System resilience improves because consumers are self-sufficient. A consumer can rebuild its state entirely from the event stream without accessing the producer's API.
Drawbacks
Events become larger, increasing message broker storage and network bandwidth. Schema evolution is more complex because event payloads now contain more fields. Event producers must anticipate what consumers need, which requires coordination.

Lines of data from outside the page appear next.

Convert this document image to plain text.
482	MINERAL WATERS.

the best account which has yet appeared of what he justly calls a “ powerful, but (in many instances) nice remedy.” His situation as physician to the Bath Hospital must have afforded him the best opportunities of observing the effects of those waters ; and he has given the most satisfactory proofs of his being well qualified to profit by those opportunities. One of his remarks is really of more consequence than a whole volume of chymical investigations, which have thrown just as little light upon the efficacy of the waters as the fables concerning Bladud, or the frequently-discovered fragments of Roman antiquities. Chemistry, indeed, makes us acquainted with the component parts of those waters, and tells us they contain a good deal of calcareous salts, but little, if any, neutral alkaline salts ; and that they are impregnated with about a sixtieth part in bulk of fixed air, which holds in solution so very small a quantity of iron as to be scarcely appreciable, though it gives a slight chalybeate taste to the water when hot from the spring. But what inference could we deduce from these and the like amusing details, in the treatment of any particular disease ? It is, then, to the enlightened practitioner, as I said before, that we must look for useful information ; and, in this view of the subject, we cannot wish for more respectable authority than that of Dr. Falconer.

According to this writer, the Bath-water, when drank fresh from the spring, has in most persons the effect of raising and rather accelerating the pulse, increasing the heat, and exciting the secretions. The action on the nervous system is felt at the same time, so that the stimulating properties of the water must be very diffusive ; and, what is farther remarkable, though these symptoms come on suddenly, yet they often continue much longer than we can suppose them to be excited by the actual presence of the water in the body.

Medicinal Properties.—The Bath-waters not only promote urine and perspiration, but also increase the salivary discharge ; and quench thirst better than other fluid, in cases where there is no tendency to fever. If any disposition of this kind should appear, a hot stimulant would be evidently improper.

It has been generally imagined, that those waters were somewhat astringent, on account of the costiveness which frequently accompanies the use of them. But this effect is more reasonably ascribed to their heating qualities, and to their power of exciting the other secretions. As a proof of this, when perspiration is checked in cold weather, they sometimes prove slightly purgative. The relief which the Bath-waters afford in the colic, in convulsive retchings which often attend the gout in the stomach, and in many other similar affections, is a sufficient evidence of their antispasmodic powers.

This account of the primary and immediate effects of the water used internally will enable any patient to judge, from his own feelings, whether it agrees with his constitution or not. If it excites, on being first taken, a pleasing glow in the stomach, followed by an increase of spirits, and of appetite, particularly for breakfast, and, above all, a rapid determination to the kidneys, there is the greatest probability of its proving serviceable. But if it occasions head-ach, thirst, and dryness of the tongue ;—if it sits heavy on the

Stale data is a concern. If the producer updates its internal state after publishing the event, consumers have the old state. This is acceptable in eventually consistent systems but requires careful design.
When to Use
Use event-carried state transfer when consumer independence is a priority, when the producer is likely to experience high load from consumer queries, and when eventual consistency is acceptable. Avoid it when event payload size is constrained or when consumers need absolutely current data.
Best Practices
Include only the state that consumers need, not the producer's entire internal model. Version event schemas to manage payload evolution. Document which fields each consumer uses so producers understand the impact of changes.